13 April 2017   Category: News, Asia, Japan   By Asia Asset Management

Traditionally conservative Japanese investors are eyeing higher-yielding investments such as global infrastructure and real estate after a prolonged period of low economic growth and yields, according to analysis from Australia-based AMP Capital.

With AUM of about 500 trillion yen (US$4.4 trillion), the Japanese institutional investment market “represents a substantial source of capital for investment into real assets across the globe”, the company says in a statement on Tuesday (April 11).

According to Toshiaki Yamashita, Japan-based managing director of AMP Capital, Japanese institutional investors particularly prefer assets that are lower risk and generate low- to mid-single digit yields.

He says Japanese retail and institutional investors are broadly seen as conservative, with more than 50% of financial assets in deposits and only about 5% in investment trusts.

“This allocation may change, however, as government policies encourage investors to shift from deposits to investments, investors begin seeking higher-yielding assets after a prolonged period of low growth, and an easing of institutional investors’ aversion to risk,” Mr. Yamashita says in the statement.

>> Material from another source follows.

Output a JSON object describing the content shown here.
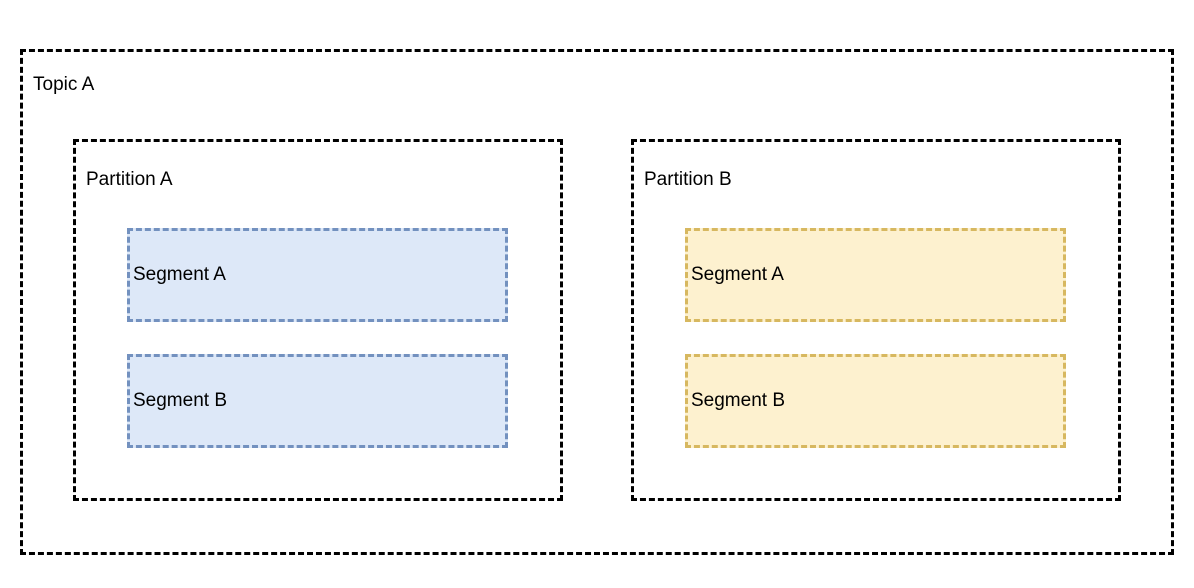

After decades of low growth and limited domestic opportunities, “it’s a natural step for Japanese institutions to begin deploying capital to global infrastructure projects, which is a positive development for liquidity and will continue to support the globalisation and maturation of this market”.

In addition, the fact that Japan’s institutional investment market – comprising corporate pensions, public pensions and financial institutions – are almost universally arranged as defined-benefit schemes, underscores the need for consistent income streams that may be offered by real assets investment, the company says.

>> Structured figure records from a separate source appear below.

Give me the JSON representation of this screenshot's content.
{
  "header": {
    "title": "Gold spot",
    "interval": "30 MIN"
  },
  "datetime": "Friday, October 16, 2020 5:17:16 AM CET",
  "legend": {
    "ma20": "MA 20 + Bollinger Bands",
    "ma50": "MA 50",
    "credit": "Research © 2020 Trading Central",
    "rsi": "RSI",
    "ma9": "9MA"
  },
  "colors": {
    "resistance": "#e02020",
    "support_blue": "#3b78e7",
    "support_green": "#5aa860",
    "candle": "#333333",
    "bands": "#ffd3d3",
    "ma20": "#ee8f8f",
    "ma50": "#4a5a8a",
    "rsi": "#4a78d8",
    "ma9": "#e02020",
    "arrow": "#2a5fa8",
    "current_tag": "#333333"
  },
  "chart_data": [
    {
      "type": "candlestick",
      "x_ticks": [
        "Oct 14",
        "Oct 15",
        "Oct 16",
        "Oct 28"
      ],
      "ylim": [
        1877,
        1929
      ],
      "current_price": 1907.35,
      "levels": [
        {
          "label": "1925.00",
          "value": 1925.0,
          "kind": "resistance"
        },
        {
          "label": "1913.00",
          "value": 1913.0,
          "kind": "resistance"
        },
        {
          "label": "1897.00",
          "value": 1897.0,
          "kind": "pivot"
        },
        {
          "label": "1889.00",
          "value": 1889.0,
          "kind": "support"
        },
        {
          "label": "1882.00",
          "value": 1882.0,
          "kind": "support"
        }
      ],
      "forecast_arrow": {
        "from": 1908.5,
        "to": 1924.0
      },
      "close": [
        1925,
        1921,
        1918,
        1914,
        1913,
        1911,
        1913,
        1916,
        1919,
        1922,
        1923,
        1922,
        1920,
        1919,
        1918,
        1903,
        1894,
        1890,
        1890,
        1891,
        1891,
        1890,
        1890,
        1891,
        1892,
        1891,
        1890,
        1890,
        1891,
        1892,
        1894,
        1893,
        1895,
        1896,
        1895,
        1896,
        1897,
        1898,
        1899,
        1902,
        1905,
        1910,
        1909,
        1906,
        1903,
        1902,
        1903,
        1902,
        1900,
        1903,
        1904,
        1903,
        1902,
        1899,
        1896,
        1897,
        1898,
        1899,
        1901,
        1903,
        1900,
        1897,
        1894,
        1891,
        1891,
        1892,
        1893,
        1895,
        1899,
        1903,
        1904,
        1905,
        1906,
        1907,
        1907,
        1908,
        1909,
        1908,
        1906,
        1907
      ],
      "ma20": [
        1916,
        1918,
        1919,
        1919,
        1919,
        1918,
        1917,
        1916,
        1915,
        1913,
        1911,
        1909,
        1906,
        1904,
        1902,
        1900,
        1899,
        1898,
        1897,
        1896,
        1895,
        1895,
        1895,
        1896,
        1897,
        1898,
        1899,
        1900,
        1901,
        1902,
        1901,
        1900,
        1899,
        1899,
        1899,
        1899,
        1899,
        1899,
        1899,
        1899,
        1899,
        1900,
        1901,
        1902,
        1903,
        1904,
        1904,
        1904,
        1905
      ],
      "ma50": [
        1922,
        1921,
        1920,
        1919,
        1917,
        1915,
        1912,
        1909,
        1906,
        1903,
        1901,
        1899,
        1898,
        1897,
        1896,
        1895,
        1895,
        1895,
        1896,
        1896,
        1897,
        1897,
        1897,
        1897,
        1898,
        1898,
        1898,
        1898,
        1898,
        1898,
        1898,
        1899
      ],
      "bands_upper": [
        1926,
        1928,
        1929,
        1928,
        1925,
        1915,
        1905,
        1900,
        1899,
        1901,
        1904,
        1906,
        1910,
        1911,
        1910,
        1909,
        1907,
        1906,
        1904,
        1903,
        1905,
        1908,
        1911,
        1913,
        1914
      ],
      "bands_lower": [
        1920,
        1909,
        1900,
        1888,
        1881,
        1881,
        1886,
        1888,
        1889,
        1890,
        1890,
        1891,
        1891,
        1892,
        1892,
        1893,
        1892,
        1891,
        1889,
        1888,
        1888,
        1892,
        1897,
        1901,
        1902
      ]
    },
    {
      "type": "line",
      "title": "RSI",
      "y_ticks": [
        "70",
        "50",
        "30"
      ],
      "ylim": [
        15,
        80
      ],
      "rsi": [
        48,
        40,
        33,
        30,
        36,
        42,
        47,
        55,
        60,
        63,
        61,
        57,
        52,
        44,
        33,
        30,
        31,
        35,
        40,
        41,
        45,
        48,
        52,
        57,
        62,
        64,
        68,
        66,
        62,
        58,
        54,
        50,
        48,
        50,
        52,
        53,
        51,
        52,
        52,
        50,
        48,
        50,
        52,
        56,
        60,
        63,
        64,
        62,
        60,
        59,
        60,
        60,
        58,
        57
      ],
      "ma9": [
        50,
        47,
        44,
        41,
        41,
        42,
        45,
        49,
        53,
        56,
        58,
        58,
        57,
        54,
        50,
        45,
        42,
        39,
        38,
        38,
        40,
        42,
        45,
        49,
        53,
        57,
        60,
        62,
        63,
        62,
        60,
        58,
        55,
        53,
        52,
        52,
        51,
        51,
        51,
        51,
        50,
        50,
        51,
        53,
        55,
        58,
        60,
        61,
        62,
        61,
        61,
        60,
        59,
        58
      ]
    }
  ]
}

It expects infrastructure debt to be one of the beneficiaries of the growing Japanese appetite for different investments. 

Andrew Jones, global head of infrastructure debt at AMP Capital, sees significant growth opportunity in Asia, where the majority of investors that have a preference for unlisted infrastructure debt are based.

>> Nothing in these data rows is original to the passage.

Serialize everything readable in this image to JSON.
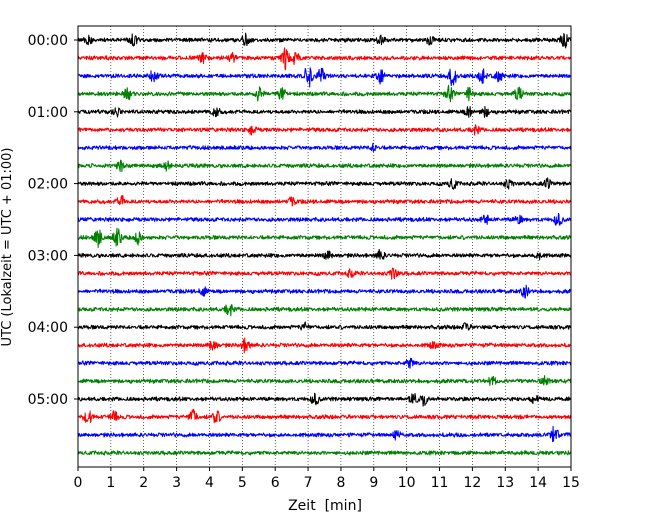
{
  "chart_data": {
    "type": "line",
    "title": "",
    "xlabel": "Zeit  [min]",
    "ylabel": "UTC (Lokalzeit = UTC + 01:00)",
    "xlim": [
      0,
      15
    ],
    "x_ticks": [
      "0",
      "1",
      "2",
      "3",
      "4",
      "5",
      "6",
      "7",
      "8",
      "9",
      "10",
      "11",
      "12",
      "13",
      "14",
      "15"
    ],
    "y_ticks": [
      "00:00",
      "01:00",
      "02:00",
      "03:00",
      "04:00",
      "05:00"
    ],
    "traces_per_hour": 4,
    "trace_minutes": 15,
    "grid": "vertical dotted at each minute",
    "colors": [
      "#000000",
      "#ff0000",
      "#0000ff",
      "#008000"
    ],
    "series": [
      {
        "start": "00:00",
        "color": "#000000",
        "events": [
          {
            "t": 0.3,
            "a": 1.0
          },
          {
            "t": 1.7,
            "a": 1.4
          },
          {
            "t": 5.1,
            "a": 1.4
          },
          {
            "t": 9.2,
            "a": 0.9
          },
          {
            "t": 10.7,
            "a": 0.8
          },
          {
            "t": 14.8,
            "a": 1.6
          }
        ]
      },
      {
        "start": "00:15",
        "color": "#ff0000",
        "events": [
          {
            "t": 3.8,
            "a": 1.0
          },
          {
            "t": 4.7,
            "a": 0.9
          },
          {
            "t": 6.3,
            "a": 2.6
          },
          {
            "t": 6.6,
            "a": 1.5
          }
        ]
      },
      {
        "start": "00:30",
        "color": "#0000ff",
        "events": [
          {
            "t": 2.3,
            "a": 1.3
          },
          {
            "t": 7.0,
            "a": 3.2
          },
          {
            "t": 7.4,
            "a": 1.6
          },
          {
            "t": 9.2,
            "a": 1.5
          },
          {
            "t": 11.4,
            "a": 2.3
          },
          {
            "t": 12.3,
            "a": 1.6
          },
          {
            "t": 12.8,
            "a": 1.2
          }
        ]
      },
      {
        "start": "00:45",
        "color": "#008000",
        "events": [
          {
            "t": 1.5,
            "a": 1.4
          },
          {
            "t": 5.5,
            "a": 1.5
          },
          {
            "t": 6.2,
            "a": 2.0
          },
          {
            "t": 11.3,
            "a": 1.6
          },
          {
            "t": 11.9,
            "a": 1.3
          },
          {
            "t": 13.4,
            "a": 1.5
          }
        ]
      },
      {
        "start": "01:00",
        "color": "#000000",
        "events": [
          {
            "t": 1.2,
            "a": 1.0
          },
          {
            "t": 4.2,
            "a": 1.0
          },
          {
            "t": 11.9,
            "a": 1.2
          },
          {
            "t": 12.4,
            "a": 1.0
          }
        ]
      },
      {
        "start": "01:15",
        "color": "#ff0000",
        "events": [
          {
            "t": 5.3,
            "a": 0.9
          },
          {
            "t": 12.1,
            "a": 0.9
          }
        ]
      },
      {
        "start": "01:30",
        "color": "#0000ff",
        "events": [
          {
            "t": 9.0,
            "a": 0.8
          }
        ]
      },
      {
        "start": "01:45",
        "color": "#008000",
        "events": [
          {
            "t": 1.3,
            "a": 1.2
          },
          {
            "t": 2.7,
            "a": 0.9
          }
        ]
      },
      {
        "start": "02:00",
        "color": "#000000",
        "events": [
          {
            "t": 11.4,
            "a": 1.2
          },
          {
            "t": 13.1,
            "a": 1.0
          },
          {
            "t": 14.3,
            "a": 1.0
          }
        ]
      },
      {
        "start": "02:15",
        "color": "#ff0000",
        "events": [
          {
            "t": 1.3,
            "a": 1.4
          },
          {
            "t": 6.5,
            "a": 0.9
          }
        ]
      },
      {
        "start": "02:30",
        "color": "#0000ff",
        "events": [
          {
            "t": 12.4,
            "a": 0.9
          },
          {
            "t": 13.4,
            "a": 1.0
          },
          {
            "t": 14.6,
            "a": 1.5
          }
        ]
      },
      {
        "start": "02:45",
        "color": "#008000",
        "events": [
          {
            "t": 0.6,
            "a": 2.2
          },
          {
            "t": 1.2,
            "a": 2.0
          },
          {
            "t": 1.8,
            "a": 1.6
          }
        ]
      },
      {
        "start": "03:00",
        "color": "#000000",
        "events": [
          {
            "t": 7.6,
            "a": 1.0
          },
          {
            "t": 9.2,
            "a": 1.1
          },
          {
            "t": 14.0,
            "a": 0.8
          }
        ]
      },
      {
        "start": "03:15",
        "color": "#ff0000",
        "events": [
          {
            "t": 8.3,
            "a": 0.8
          },
          {
            "t": 9.6,
            "a": 1.3
          }
        ]
      },
      {
        "start": "03:30",
        "color": "#0000ff",
        "events": [
          {
            "t": 3.8,
            "a": 1.0
          },
          {
            "t": 13.6,
            "a": 1.3
          }
        ]
      },
      {
        "start": "03:45",
        "color": "#008000",
        "events": [
          {
            "t": 4.6,
            "a": 1.4
          }
        ]
      },
      {
        "start": "04:00",
        "color": "#000000",
        "events": [
          {
            "t": 6.9,
            "a": 0.8
          },
          {
            "t": 11.8,
            "a": 0.8
          }
        ]
      },
      {
        "start": "04:15",
        "color": "#ff0000",
        "events": [
          {
            "t": 4.1,
            "a": 1.3
          },
          {
            "t": 5.1,
            "a": 1.7
          },
          {
            "t": 10.8,
            "a": 0.9
          }
        ]
      },
      {
        "start": "04:30",
        "color": "#0000ff",
        "events": [
          {
            "t": 10.1,
            "a": 1.2
          }
        ]
      },
      {
        "start": "04:45",
        "color": "#008000",
        "events": [
          {
            "t": 12.6,
            "a": 0.9
          },
          {
            "t": 14.2,
            "a": 0.9
          }
        ]
      },
      {
        "start": "05:00",
        "color": "#000000",
        "events": [
          {
            "t": 7.2,
            "a": 1.3
          },
          {
            "t": 10.2,
            "a": 1.1
          },
          {
            "t": 10.5,
            "a": 1.5
          },
          {
            "t": 13.9,
            "a": 0.9
          }
        ]
      },
      {
        "start": "05:15",
        "color": "#ff0000",
        "events": [
          {
            "t": 0.3,
            "a": 1.8
          },
          {
            "t": 1.1,
            "a": 1.2
          },
          {
            "t": 3.5,
            "a": 1.7
          },
          {
            "t": 4.2,
            "a": 1.5
          }
        ]
      },
      {
        "start": "05:30",
        "color": "#0000ff",
        "events": [
          {
            "t": 9.7,
            "a": 1.0
          },
          {
            "t": 14.5,
            "a": 2.0
          }
        ]
      },
      {
        "start": "05:45",
        "color": "#008000",
        "events": []
      }
    ]
  }
}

Investors in Japan in particular, mainly comprising banks and investment banks, “tend to have the resources and expertise to invest in the market as well as a more positive sentiment since the financial crisis,” he says in the statement.

“Strong deal flow opportunities coupled with limited competition from alternative junior lenders provide the potential to generate the attractive risk-adjusted returns focussed on cash yield these investors are looking for,” he adds.

Japanese institutional investors have also extended their interest to global listed real estate; particularly the US real estate investment trusts (REITs) market.

“Japan has been the second biggest market for asset exchange-traded fund flow in listed real estate in 2016 behind the US, and given the Bank of Japan has increased its allocation to Japanese REITs from 5% to 10% during 2016, we don’t expect this trend to change any time soon,” James Maydew, head of global listed real estate at AMP Capital, says in the statement.

“Even as cash rates start rising, the demand for listed real estate and its characteristics of diversification, stable cash flows and income yield will continue to be sought by Japanese and global investors,” he adds.

AMP Capital-managed alternative funds received more than A$1 billion (US$749.2 million) from Japanese investors in the past five years. The firm was managing A$165 billion in funds as of December 31, 2016.